5. Concentrate on the situation's reality
We often exaggerate our sensations of discomfort, worry, and stress by our evaluations of the stories we tell ourselves about a scenario. They have the power to exaggerate what is actually happening, prevent us from perceiving the reality of the situation, and prevent us from experiencing the ease and comfort we so desperately want. Hence, the next time you experience anxiety, keep in mind to breathe before you notice and realize your judgments about it and the events that led up to it. See how the anxiousness lessens as you allow them to fade away. Just now, pay attention to the situation as it actually is. Right now, you have everything you require.

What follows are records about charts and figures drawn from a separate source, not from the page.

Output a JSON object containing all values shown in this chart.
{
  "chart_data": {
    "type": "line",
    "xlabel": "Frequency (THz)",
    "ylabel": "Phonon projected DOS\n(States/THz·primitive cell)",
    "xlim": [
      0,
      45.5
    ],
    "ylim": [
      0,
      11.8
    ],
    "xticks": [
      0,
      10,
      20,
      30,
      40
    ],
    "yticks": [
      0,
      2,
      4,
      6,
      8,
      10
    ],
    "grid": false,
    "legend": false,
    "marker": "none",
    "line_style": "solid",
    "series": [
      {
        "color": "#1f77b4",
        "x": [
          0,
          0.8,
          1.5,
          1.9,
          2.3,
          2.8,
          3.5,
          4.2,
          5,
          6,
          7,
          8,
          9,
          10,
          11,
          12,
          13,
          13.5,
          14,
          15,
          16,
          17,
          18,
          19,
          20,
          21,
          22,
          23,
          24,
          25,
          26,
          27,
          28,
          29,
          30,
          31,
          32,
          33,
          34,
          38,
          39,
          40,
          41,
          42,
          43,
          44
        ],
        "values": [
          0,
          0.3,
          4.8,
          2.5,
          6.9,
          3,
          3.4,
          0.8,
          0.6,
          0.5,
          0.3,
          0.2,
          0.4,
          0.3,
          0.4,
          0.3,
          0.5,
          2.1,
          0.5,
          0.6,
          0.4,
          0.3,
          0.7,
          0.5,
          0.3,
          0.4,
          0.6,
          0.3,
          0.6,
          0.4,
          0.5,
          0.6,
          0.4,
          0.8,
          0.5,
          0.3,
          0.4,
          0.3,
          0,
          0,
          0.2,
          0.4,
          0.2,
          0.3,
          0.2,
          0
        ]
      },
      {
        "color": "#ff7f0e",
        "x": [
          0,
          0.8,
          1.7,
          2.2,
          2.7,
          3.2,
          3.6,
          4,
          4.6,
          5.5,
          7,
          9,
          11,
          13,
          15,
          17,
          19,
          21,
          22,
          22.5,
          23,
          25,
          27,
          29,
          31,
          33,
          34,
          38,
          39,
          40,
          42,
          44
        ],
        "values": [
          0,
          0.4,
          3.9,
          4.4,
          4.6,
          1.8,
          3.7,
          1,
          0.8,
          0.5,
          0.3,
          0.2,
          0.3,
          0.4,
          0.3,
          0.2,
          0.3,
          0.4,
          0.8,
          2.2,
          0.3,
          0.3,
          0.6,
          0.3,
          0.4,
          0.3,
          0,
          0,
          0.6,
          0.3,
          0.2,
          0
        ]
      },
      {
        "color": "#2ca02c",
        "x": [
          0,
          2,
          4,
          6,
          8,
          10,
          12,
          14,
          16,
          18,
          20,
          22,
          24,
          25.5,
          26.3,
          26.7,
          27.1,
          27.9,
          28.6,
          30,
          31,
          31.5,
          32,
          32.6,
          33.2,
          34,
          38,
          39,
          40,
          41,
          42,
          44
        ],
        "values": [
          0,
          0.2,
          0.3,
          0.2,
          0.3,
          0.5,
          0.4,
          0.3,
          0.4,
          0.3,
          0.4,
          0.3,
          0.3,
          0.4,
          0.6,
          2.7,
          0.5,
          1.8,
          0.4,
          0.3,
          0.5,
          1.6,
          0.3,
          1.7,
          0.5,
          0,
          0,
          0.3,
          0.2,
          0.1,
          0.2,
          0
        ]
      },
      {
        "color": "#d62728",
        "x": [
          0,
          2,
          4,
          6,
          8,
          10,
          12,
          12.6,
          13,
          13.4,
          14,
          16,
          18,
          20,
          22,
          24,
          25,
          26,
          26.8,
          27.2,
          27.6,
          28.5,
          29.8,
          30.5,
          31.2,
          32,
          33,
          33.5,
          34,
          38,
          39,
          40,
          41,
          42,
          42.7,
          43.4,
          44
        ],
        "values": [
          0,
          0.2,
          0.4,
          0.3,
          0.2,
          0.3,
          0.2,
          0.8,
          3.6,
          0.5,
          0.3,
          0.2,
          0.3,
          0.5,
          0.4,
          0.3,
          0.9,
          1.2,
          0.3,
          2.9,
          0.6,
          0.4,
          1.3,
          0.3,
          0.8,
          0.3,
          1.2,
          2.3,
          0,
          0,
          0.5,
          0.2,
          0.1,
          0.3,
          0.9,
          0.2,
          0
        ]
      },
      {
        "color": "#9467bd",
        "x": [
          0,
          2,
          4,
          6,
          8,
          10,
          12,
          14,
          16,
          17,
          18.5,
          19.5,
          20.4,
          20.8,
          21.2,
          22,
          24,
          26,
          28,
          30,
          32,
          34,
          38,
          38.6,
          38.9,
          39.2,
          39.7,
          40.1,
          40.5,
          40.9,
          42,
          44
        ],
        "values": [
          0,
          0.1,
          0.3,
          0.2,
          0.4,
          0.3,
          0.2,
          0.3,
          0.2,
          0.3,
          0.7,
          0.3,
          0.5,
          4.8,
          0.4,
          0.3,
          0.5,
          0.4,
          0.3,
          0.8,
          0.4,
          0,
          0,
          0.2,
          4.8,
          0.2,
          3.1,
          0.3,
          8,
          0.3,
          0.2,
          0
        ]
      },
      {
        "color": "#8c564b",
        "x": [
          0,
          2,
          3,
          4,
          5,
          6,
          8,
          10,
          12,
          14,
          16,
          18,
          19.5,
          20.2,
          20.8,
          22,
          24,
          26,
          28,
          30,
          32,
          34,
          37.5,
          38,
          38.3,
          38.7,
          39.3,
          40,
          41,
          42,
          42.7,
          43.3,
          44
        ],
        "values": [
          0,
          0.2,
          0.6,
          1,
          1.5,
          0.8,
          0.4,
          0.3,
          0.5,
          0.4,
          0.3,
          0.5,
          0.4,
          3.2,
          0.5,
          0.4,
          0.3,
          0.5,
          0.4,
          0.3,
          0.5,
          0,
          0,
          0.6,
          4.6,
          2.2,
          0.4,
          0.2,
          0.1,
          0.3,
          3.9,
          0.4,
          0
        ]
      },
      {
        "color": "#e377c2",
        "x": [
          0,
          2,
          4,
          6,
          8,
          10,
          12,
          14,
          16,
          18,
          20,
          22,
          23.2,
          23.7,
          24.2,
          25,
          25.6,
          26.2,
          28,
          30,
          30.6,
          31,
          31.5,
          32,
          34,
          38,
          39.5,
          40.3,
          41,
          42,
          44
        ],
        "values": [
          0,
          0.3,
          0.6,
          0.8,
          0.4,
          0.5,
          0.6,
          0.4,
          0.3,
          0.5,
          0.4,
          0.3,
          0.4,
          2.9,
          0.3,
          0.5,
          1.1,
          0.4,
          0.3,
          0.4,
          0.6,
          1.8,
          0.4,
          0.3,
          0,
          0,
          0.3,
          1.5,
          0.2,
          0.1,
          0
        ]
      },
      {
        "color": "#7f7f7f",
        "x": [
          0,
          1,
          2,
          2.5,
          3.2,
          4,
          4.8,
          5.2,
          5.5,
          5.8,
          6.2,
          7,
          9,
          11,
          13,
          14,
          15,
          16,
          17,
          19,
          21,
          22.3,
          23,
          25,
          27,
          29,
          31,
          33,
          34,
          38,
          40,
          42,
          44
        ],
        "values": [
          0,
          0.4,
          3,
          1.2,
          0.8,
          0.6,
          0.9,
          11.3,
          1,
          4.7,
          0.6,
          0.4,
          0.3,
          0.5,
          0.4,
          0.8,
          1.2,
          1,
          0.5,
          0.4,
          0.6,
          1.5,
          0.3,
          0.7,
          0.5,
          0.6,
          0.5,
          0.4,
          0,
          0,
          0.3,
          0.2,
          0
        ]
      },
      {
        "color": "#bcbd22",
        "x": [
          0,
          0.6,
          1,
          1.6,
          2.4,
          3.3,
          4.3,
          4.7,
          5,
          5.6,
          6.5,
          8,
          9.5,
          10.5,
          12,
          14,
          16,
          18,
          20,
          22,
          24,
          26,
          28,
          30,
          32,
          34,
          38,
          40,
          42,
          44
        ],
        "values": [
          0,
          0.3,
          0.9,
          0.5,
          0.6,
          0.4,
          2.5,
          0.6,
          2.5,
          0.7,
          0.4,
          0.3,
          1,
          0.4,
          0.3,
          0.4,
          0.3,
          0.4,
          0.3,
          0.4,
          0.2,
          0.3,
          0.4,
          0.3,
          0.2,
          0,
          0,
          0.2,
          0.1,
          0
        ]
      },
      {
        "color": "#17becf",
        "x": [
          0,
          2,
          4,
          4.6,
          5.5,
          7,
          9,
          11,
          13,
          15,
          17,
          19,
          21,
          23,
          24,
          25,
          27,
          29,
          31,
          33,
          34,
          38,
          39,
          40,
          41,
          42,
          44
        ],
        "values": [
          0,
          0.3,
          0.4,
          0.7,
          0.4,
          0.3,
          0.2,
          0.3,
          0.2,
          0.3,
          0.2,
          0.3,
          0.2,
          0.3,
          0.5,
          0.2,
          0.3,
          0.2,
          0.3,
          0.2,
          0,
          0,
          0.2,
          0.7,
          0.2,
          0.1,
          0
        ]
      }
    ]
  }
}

6. Continue to inhale deeply.
It's time to take three more deep breaths now that you've let go of any judgments and stories and identified the next move to make. If you become sidetracked, keep using your breath to bring yourself back to the present.
You can use this meditation as a potent strategy to quickly lower your anxiety. You can reduce discomfort and worry by putting aside opinions and anecdotes and concentrating on the reality of the circumstance. Never forget to take the time you need to concentrate yourself and achieve serenity.

Prayer for Anxiety:


I come to you with a heavy heart today to ask for your help in my life because I'm struggling with anxiety. I know that you are the source of control, peace, and calm, so I'm asking you to take away my worries.

Please bring me rest and life, because anxiety and exhaustion are too much for me to handle. I know how crippling anxiety can be, but I trust in your ability to heal and bring peace.

I ask you to take the worry off of me and give me lightness. I pray that I can find rest for my soul in you.

I talk back to the worry that has taken over my life. I throw it away and pray that it will never come back.

Please take away my anxiety and show me how to deal with it in the real world. May I see the truth about my life and my place in the world, knowing that I am strong and can get through this.

Lastly, I ask you to bless me and give me the strength I need to get over my anxiety and be an overcomer. May my trust in myself and my belief in my ability to get through things get stronger every day.

I appreciate your love, advice, and help.